Francis has had a distinguished career, but never any huge sales, which probably doesn't bother him very much, because he is doing exactly as he pleases in the creation of his fiction.
His major influences have been William Faulkner, Henry James, Virginia Woolf, a number of Spanish writers, and the Portuguese writer Salamaga.
He is perpetually experimenting, sometimes avoiding punctuation or using it in a new way, sometimes omitting phrases from his highly internal stream of consciousness, so that the reader, when the technique works, supplies them himself. Not all readers are able or willing to do this.
It seems to me that Francis's work is more successful in the story form, such as the recent volume The Sudden Trees, than in, for instance, his recent novel The Invisible Country. His fiction does, it must be said, moves slowly, deliberately. This fiction is not for the Tom Clancy fans among us.
And his stories have won prizes--from the very first volume, An Itinerary of Beggars, which won the Iowa Short Fiction Award, to the present volume, I'll Never Leave You, which has won the Chandra Prize for Short Fiction at the University of Missouri-Kansas City.
This is a volume of nine stories which average 23 full pages apiece. They are nearly novellas. The title story is, not surprisingly, the most powerful, and the most explicit, unusual for Francis, because the situation, a decades-long, secret, m?nage-?-trois, is explored, not just hinted at.
This story is set on Francis's home ground, the eastern end of Long Island, across from Connecticut, really a part of New England with all that implies--a natural world of rock and ice and cold and a history of repression and severity.
There is a love triangle. Alan has given up a career in music to remain in town. He is in love with Steve, who is married to Elsa and has several children with her. Does Elsa know? At what level of consciousness does she know? Alan feels himself also married to Elsa, and father to Steve and Elsa's children. And the reader can see that. It's true, and Elsa feels it, too. Even the children feel it; to them, Alan is a second father.

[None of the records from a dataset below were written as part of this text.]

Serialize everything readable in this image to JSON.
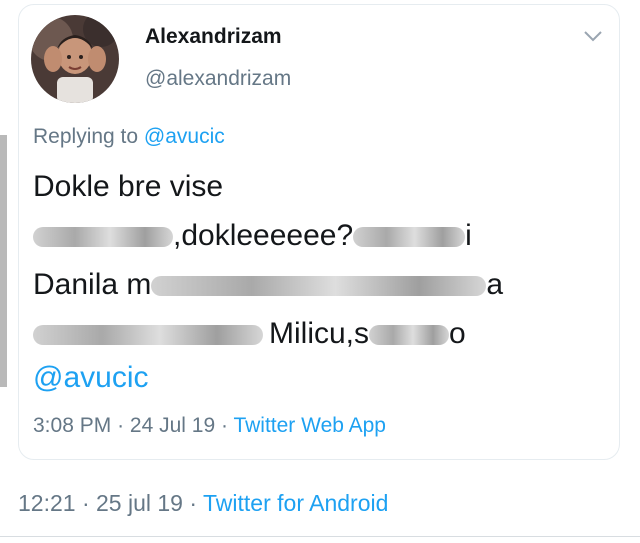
{
  "tweet": {
    "author": {
      "display_name": "Alexandrizam",
      "handle": "@alexandrizam"
    },
    "replying_prefix": "Replying to",
    "replying_handle": "@avucic",
    "lines": {
      "l1": "Dokle bre vise",
      "l2_text": ",dokleeeeee?",
      "l2_tail": "i",
      "l3_text": "Danila m",
      "l3_tail": "a",
      "l4_text": "Milicu,s",
      "l4_tail": "o"
    },
    "mention": "@avucic",
    "meta": {
      "time": "3:08 PM",
      "date": "24 Jul 19",
      "source": "Twitter Web App"
    }
  },
  "outer": {
    "time": "12:21",
    "date": "25 jul 19",
    "source": "Twitter for Android"
  },
  "colors": {
    "link": "#1da1f2",
    "muted": "#657786",
    "text": "#14171a"
  },
  "icons": {
    "menu": "chevron-down-icon"
  }
}
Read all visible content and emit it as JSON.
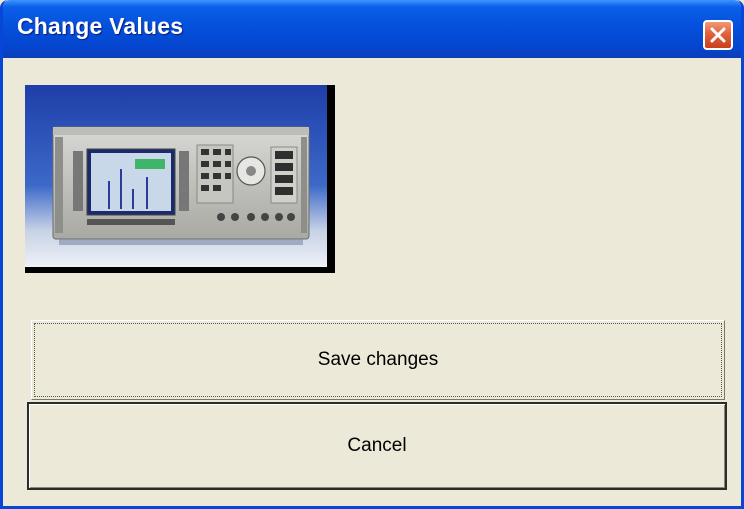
{
  "window": {
    "title": "Change Values"
  },
  "image": {
    "alt": "instrument-photo"
  },
  "buttons": {
    "save_label": "Save changes",
    "cancel_label": "Cancel"
  },
  "colors": {
    "titlebar": "#0550dc",
    "close_button": "#e2623a",
    "dialog_background": "#ece9d8"
  }
}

All these stories but one take place in this mythical town, with the beach and the sea immediately nearby. One story is entitled "The Boulders," but those same big beach boulders figure in many of the stories, solid, eternal, immoveable.
And the sea itself recurs in each story, but more actively. This is a seafaring town, like a whaling port in Melville, and many drown.
But the sea is also the source, the origin, of all life. Characters marvel at the horseshoe crab: millions of years old, it has outlasted the dinosaurs with which it once coexisted. The sea is always fecund, and in several stories human fertility, or its opposite, sterility, is the issue, but the sea is also sometimes the place where characters in despair go to contemplate or to commit suicide.
Francis's stories are inner stories. We learn, at a stately pace, what his people are thinking and feeling. The problems are human and real, not melodramatic. These characters are lonely, or contented, restless or satisfied, desperate, frightened, but their lives are perfectly authentic, even if lived in a small compass in a little village at the edge of the sea.